Satan’s Starting 5 (and His Bench)

First off, this is a comedy website, so I’m not going to just list murderers. That’s no fun.

Satan’s bench, in order of likelihood to get subbed in:

5. Tony Parker – He may not be pure evil, but you do have to be some kind of sick, sick fuck to cheat on Eva Longoria. She’s the whole package and you ruined it all, you stinky frenchman.

4. Tom Brady – Uhh, because they’re boys? Maybe even best friends? The Devil wants a cohesive team, so he’d certainly hire a buddy or two. Need more proof? Brady went from being a backup in college to the GOAT. You know who else is a goat? The guy drafting.

3. Ron Artest – Kicking the shit out of a fan gets you into Lucifer’s combine. Kicking the shit out of the wrong fan? Now that lands you a roster spot.

2. Kobe Bryant – Remember when he raped that 19 year old girl? And paid a bunch of girls a grand total of $1,000,000 to keep quiet? Even if you don’t, the Devil does and he wants mamba available to suit up.

1. Christian Laettner – Curbstomping someone in the middle of a basketball game and getting away with it is grade A evil ball. This kind of dickhead fundamental play is why Laettner is Satan’s sixth man.

His starting 5, in order from last pick to first:

5. Barry Bonds – Baseball’s greatest villain. The devil plays to win, and he’s not afraid of cheating to do it. His ‘roid rack probably shits on BALCO’s. Maybe Barry could jack 100 on that stuff.

4. Tiger Woods – America’s sweetheart turned America’s sore that looked like a zit at first but now it stings when you pee and you should really probably get checked out.
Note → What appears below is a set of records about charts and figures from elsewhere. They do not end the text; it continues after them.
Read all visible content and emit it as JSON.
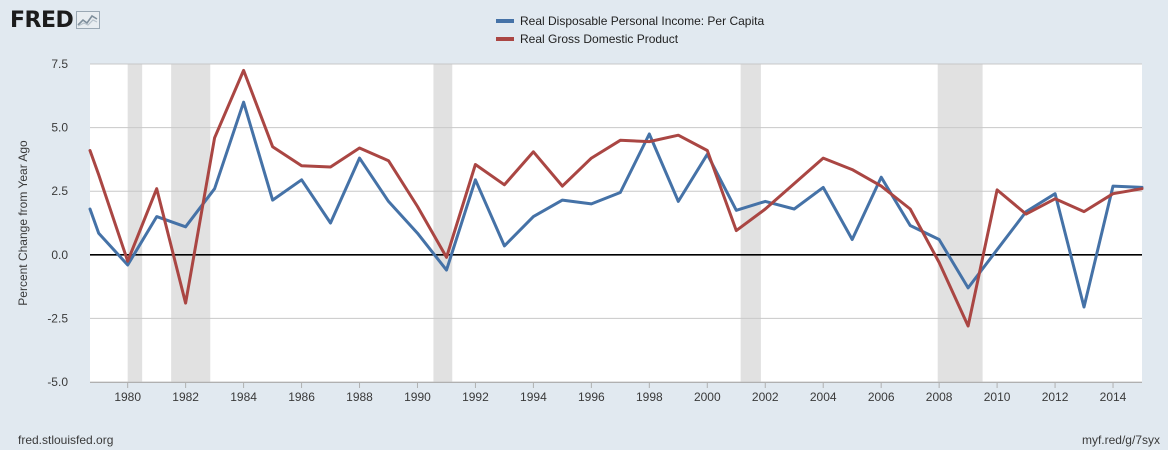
{
  "brand": {
    "logo_text": "FRED",
    "logo_icon": "trend-chart-icon"
  },
  "footer": {
    "source_url": "fred.stlouisfed.org",
    "short_link": "myf.red/g/7syx"
  },
  "chart_data": {
    "type": "line",
    "title": "",
    "xlabel": "",
    "ylabel": "Percent Change from Year Ago",
    "xlim": [
      1978.7,
      2015.0
    ],
    "ylim": [
      -5.0,
      7.5
    ],
    "yticks": [
      -5.0,
      -2.5,
      0.0,
      2.5,
      5.0,
      7.5
    ],
    "ytick_labels": [
      "-5.0",
      "-2.5",
      "0.0",
      "2.5",
      "5.0",
      "7.5"
    ],
    "xticks": [
      1980,
      1982,
      1984,
      1986,
      1988,
      1990,
      1992,
      1994,
      1996,
      1998,
      2000,
      2002,
      2004,
      2006,
      2008,
      2010,
      2012,
      2014
    ],
    "xtick_labels": [
      "1980",
      "1982",
      "1984",
      "1986",
      "1988",
      "1990",
      "1992",
      "1994",
      "1996",
      "1998",
      "2000",
      "2002",
      "2004",
      "2006",
      "2008",
      "2010",
      "2012",
      "2014"
    ],
    "grid": "horizontal",
    "legend_position": "top-center",
    "recessions": [
      [
        1980.0,
        1980.5
      ],
      [
        1981.5,
        1982.85
      ],
      [
        1990.55,
        1991.2
      ],
      [
        2001.15,
        2001.85
      ],
      [
        2007.95,
        2009.5
      ]
    ],
    "x": [
      1978.7,
      1979,
      1980,
      1981,
      1982,
      1983,
      1984,
      1985,
      1986,
      1987,
      1988,
      1989,
      1990,
      1991,
      1992,
      1993,
      1994,
      1995,
      1996,
      1997,
      1998,
      1999,
      2000,
      2001,
      2002,
      2003,
      2004,
      2005,
      2006,
      2007,
      2008,
      2009,
      2010,
      2011,
      2012,
      2013,
      2014,
      2015
    ],
    "series": [
      {
        "name": "Real Disposable Personal Income: Per Capita",
        "color": "#4572a7",
        "values": [
          1.8,
          0.85,
          -0.4,
          1.5,
          1.1,
          2.6,
          6.0,
          2.15,
          2.95,
          1.25,
          3.8,
          2.1,
          0.85,
          -0.6,
          2.95,
          0.35,
          1.5,
          2.15,
          2.0,
          2.45,
          4.75,
          2.1,
          3.95,
          1.75,
          2.1,
          1.8,
          2.65,
          0.6,
          3.05,
          1.15,
          0.6,
          -1.3,
          0.2,
          1.7,
          2.4,
          -2.05,
          2.7,
          2.65
        ]
      },
      {
        "name": "Real Gross Domestic Product",
        "color": "#aa4643",
        "values": [
          4.1,
          3.15,
          -0.25,
          2.6,
          -1.9,
          4.6,
          7.25,
          4.25,
          3.5,
          3.45,
          4.2,
          3.7,
          1.9,
          -0.1,
          3.55,
          2.75,
          4.05,
          2.7,
          3.8,
          4.5,
          4.45,
          4.7,
          4.1,
          0.95,
          1.8,
          2.8,
          3.8,
          3.35,
          2.7,
          1.8,
          -0.3,
          -2.8,
          2.55,
          1.6,
          2.2,
          1.7,
          2.4,
          2.6
        ]
      }
    ]
  }
}
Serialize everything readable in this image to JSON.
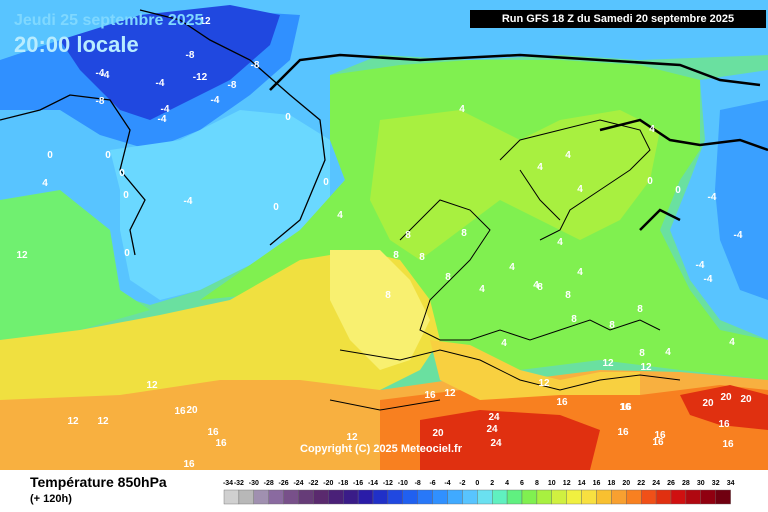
{
  "header": {
    "date": "Jeudi 25 septembre 2025",
    "time": "20:00 locale",
    "run": "Run GFS 18 Z du Samedi 20 septembre 2025"
  },
  "footer": {
    "parameter": "Température 850hPa",
    "lead_time": "(+ 120h)",
    "copyright": "Copyright (C) 2025 Meteociel.fr"
  },
  "legend": {
    "ticks": [
      "-34",
      "-32",
      "-30",
      "-28",
      "-26",
      "-24",
      "-22",
      "-20",
      "-18",
      "-16",
      "-14",
      "-12",
      "-10",
      "-8",
      "-6",
      "-4",
      "-2",
      "0",
      "2",
      "4",
      "6",
      "8",
      "10",
      "12",
      "14",
      "16",
      "18",
      "20",
      "22",
      "24",
      "26",
      "28",
      "30",
      "32",
      "34"
    ],
    "colors": [
      "#d0d0d0",
      "#b8b8b8",
      "#a090b0",
      "#8a6aa0",
      "#78508a",
      "#663c78",
      "#5a2a6e",
      "#4a2078",
      "#3a1c88",
      "#2a1ca8",
      "#2030c8",
      "#2048e0",
      "#2060f0",
      "#2878f8",
      "#3090ff",
      "#40aaff",
      "#58c4ff",
      "#6ae0f0",
      "#60f0c0",
      "#60f080",
      "#80f050",
      "#a8f040",
      "#d0f040",
      "#f0f040",
      "#f8e040",
      "#f8c030",
      "#f8a030",
      "#f88020",
      "#f05018",
      "#e03010",
      "#d01010",
      "#b00810",
      "#900010",
      "#700010"
    ]
  },
  "map": {
    "colors": {
      "deep_cold": "#2040e0",
      "cold": "#3090ff",
      "cool": "#50c8ff",
      "mild": "#60f0b0",
      "green": "#80f050",
      "yellow": "#f8e040",
      "orange": "#f8a030",
      "red": "#e03010"
    },
    "labels": [
      {
        "text": "12"
      },
      {
        "text": "-8"
      },
      {
        "text": "-4"
      },
      {
        "text": "-8"
      },
      {
        "text": "-12"
      },
      {
        "text": "-4"
      },
      {
        "text": "-8"
      },
      {
        "text": "-4"
      },
      {
        "text": "-8"
      },
      {
        "text": "-4"
      },
      {
        "text": "-4"
      },
      {
        "text": "-4"
      },
      {
        "text": "0"
      },
      {
        "text": "0"
      },
      {
        "text": "0"
      },
      {
        "text": "4"
      },
      {
        "text": "0"
      },
      {
        "text": "0"
      },
      {
        "text": "-4"
      },
      {
        "text": "0"
      },
      {
        "text": "0"
      },
      {
        "text": "4"
      },
      {
        "text": "0"
      },
      {
        "text": "4"
      },
      {
        "text": "4"
      },
      {
        "text": "4"
      },
      {
        "text": "4"
      },
      {
        "text": "4"
      },
      {
        "text": "0"
      },
      {
        "text": "0"
      },
      {
        "text": "-4"
      },
      {
        "text": "-4"
      },
      {
        "text": "-4"
      },
      {
        "text": "-4"
      },
      {
        "text": "8"
      },
      {
        "text": "8"
      },
      {
        "text": "8"
      },
      {
        "text": "8"
      },
      {
        "text": "8"
      },
      {
        "text": "8"
      },
      {
        "text": "4"
      },
      {
        "text": "4"
      },
      {
        "text": "4"
      },
      {
        "text": "4"
      },
      {
        "text": "8"
      },
      {
        "text": "8"
      },
      {
        "text": "4"
      },
      {
        "text": "4"
      },
      {
        "text": "8"
      },
      {
        "text": "8"
      },
      {
        "text": "8"
      },
      {
        "text": "4"
      },
      {
        "text": "8"
      },
      {
        "text": "4"
      },
      {
        "text": "12"
      },
      {
        "text": "12"
      },
      {
        "text": "12"
      },
      {
        "text": "12"
      },
      {
        "text": "12"
      },
      {
        "text": "16"
      },
      {
        "text": "12"
      },
      {
        "text": "16"
      },
      {
        "text": "16"
      },
      {
        "text": "16"
      },
      {
        "text": "16"
      },
      {
        "text": "16"
      },
      {
        "text": "20"
      },
      {
        "text": "16"
      },
      {
        "text": "12"
      },
      {
        "text": "12"
      },
      {
        "text": "16"
      },
      {
        "text": "16"
      },
      {
        "text": "16"
      },
      {
        "text": "16"
      },
      {
        "text": "20"
      },
      {
        "text": "24"
      },
      {
        "text": "24"
      },
      {
        "text": "24"
      },
      {
        "text": "20"
      },
      {
        "text": "20"
      },
      {
        "text": "20"
      },
      {
        "text": "16"
      },
      {
        "text": "16"
      },
      {
        "text": "12"
      }
    ]
  }
}
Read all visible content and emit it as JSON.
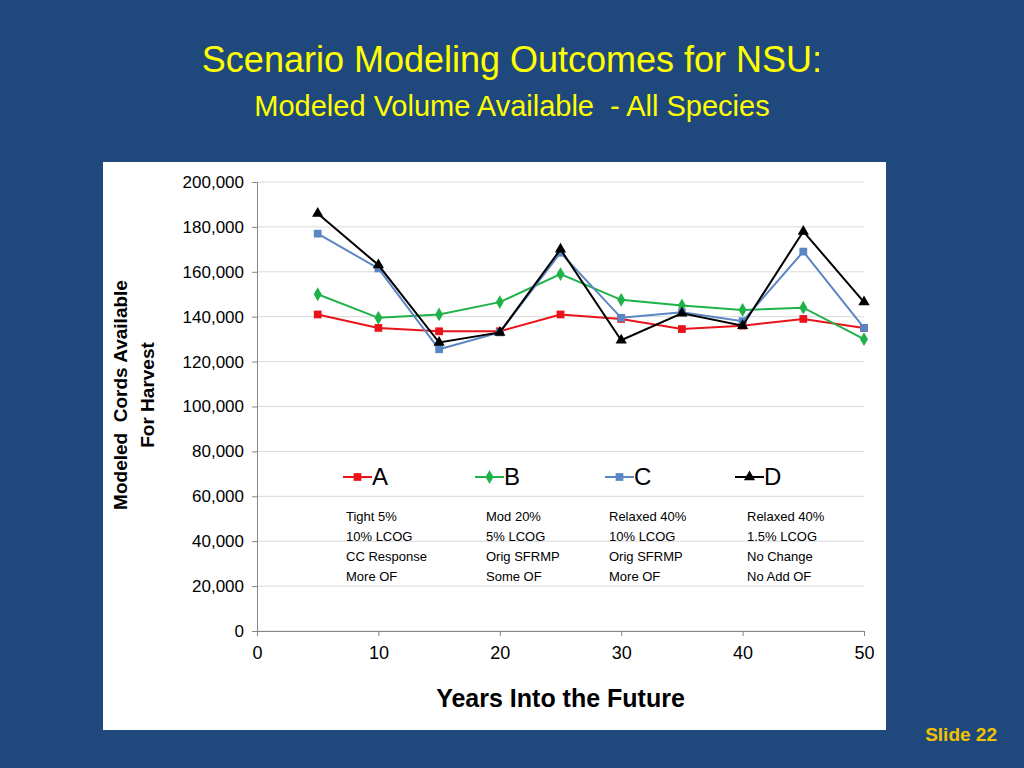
{
  "chart_data": {
    "type": "line",
    "title": "Scenario Modeling Outcomes for NSU:",
    "subtitle": "Modeled Volume Available  - All Species",
    "x_label": "Years Into the Future",
    "y_label": [
      "Modeled  Cords Available",
      "For Harvest"
    ],
    "footer": "Slide 22",
    "x": [
      5,
      10,
      15,
      20,
      25,
      30,
      35,
      40,
      45,
      50
    ],
    "xlim": [
      0,
      50
    ],
    "xticks": [
      0,
      10,
      20,
      30,
      40,
      50
    ],
    "ylim": [
      0,
      200000
    ],
    "yticks": [
      {
        "value": 0,
        "label": "0"
      },
      {
        "value": 20000,
        "label": "20,000"
      },
      {
        "value": 40000,
        "label": "40,000"
      },
      {
        "value": 60000,
        "label": "60,000"
      },
      {
        "value": 80000,
        "label": "80,000"
      },
      {
        "value": 100000,
        "label": "100,000"
      },
      {
        "value": 120000,
        "label": "120,000"
      },
      {
        "value": 140000,
        "label": "140,000"
      },
      {
        "value": 160000,
        "label": "160,000"
      },
      {
        "value": 180000,
        "label": "180,000"
      },
      {
        "value": 200000,
        "label": "200,000"
      }
    ],
    "grid": true,
    "series": [
      {
        "name": "A",
        "color": "#e8141a",
        "marker": "square",
        "annotation": [
          "Tight 5%",
          "10% LCOG",
          "CC Response",
          "More OF"
        ],
        "values": [
          141000,
          135000,
          133500,
          133500,
          141000,
          139000,
          134500,
          136000,
          139000,
          135000
        ]
      },
      {
        "name": "B",
        "color": "#1fb24a",
        "marker": "diamond",
        "annotation": [
          "Mod 20%",
          "5% LCOG",
          "Orig SFRMP",
          "Some OF"
        ],
        "values": [
          150000,
          139500,
          141000,
          146500,
          159000,
          147500,
          145000,
          143000,
          144000,
          130000
        ]
      },
      {
        "name": "C",
        "color": "#5b86c4",
        "marker": "square",
        "annotation": [
          "Relaxed 40%",
          "10% LCOG",
          "Orig SFRMP",
          "More OF"
        ],
        "values": [
          177000,
          161500,
          125500,
          133000,
          168500,
          139500,
          142000,
          138000,
          169000,
          135000
        ]
      },
      {
        "name": "D",
        "color": "#000000",
        "marker": "triangle",
        "annotation": [
          "Relaxed 40%",
          "1.5% LCOG",
          "No Change",
          "No Add OF"
        ],
        "values": [
          186000,
          163000,
          128500,
          133000,
          170000,
          129500,
          141500,
          136000,
          178000,
          146500
        ]
      }
    ]
  }
}
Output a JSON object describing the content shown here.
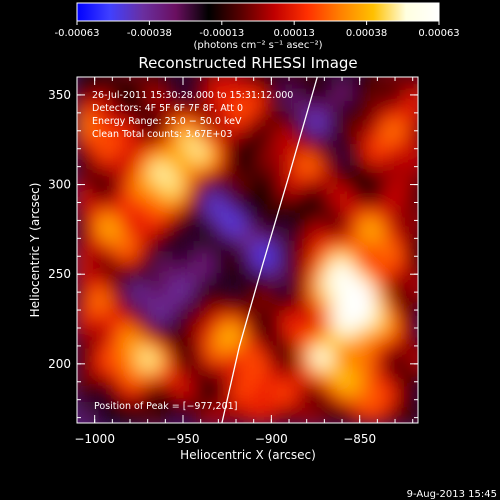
{
  "colorbar": {
    "ticks": [
      "-0.00063",
      "-0.00038",
      "-0.00013",
      "0.00013",
      "0.00038",
      "0.00063"
    ],
    "unit_label": "(photons cm⁻² s⁻¹ asec⁻²)",
    "stops": [
      "#0000ff",
      "#4040ff",
      "#6a2fa0",
      "#6a0f60",
      "#000000",
      "#5a0000",
      "#c00000",
      "#ff3000",
      "#ff8000",
      "#ffc000",
      "#ffffe0",
      "#ffffff"
    ]
  },
  "chart_data": {
    "type": "heatmap",
    "title": "Reconstructed RHESSI Image",
    "xlabel": "Heliocentric X (arcsec)",
    "ylabel": "Heliocentric Y (arcsec)",
    "xlim": [
      -1010,
      -817
    ],
    "ylim": [
      167,
      360
    ],
    "xticks": [
      -1000,
      -950,
      -900,
      -850
    ],
    "yticks": [
      200,
      250,
      300,
      350
    ],
    "xtick_labels": [
      "−1000",
      "−950",
      "−900",
      "−850"
    ],
    "ytick_labels": [
      "200",
      "250",
      "300",
      "350"
    ],
    "annotations": [
      "26-Jul-2011 15:30:28.000 to 15:31:12.000",
      "Detectors: 4F 5F 6F 7F 8F, Att 0",
      "Energy Range: 25.0 − 50.0 keV",
      "Clean    Total counts: 3.67E+03"
    ],
    "peak_label": "Position of Peak = [−977,201]",
    "peak": [
      -977,
      201
    ],
    "limb_curve": [
      [
        -928,
        167
      ],
      [
        -918,
        210
      ],
      [
        -905,
        255
      ],
      [
        -890,
        305
      ],
      [
        -874,
        360
      ]
    ],
    "intensity_range": [
      -0.00063,
      0.00063
    ]
  },
  "footer": {
    "timestamp": "9-Aug-2013 15:45"
  }
}
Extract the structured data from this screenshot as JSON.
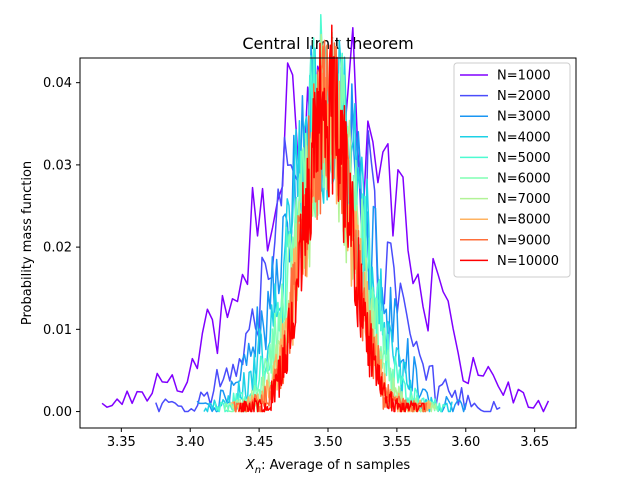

You can’t be that much of a gentle nerd on the outside and that much of a psycho perv-ball on the inside and not make Satan’s starting 5.

3. Mike Tyson – You know the Devil wants at least one ear biter on his squad, and Tyson is just way bigger than Luis Suarez. Also, “I wish one of you guys had children so I could kick them in the fucking head or stomp on their testicles so you could feel my pain because that’s the pain I have waking up every day.” is something he actually said.

2. Brock Lesnar – Brock brought unadulterated shit talk to professional fighting before he was even paid to. He secured a spot on this list by maybe being more of an asshole as just his real personality than the scripted villain he became for WWE. Impressive.

1. Kevin Garnett – Always talks shit like it’s his job, and most notably made fun of Charlie Villanueva for having cancer. Stay classy, KG. First overall draft pick from the Devil, easy choice. In fact, Vegas only pays +105 on Kevin Garnett actually being Satan.


This was a lot harder to narrow down than God’s starting 5. Huh, I guess a lot of horrible, horrible people are also good at sports. Weird.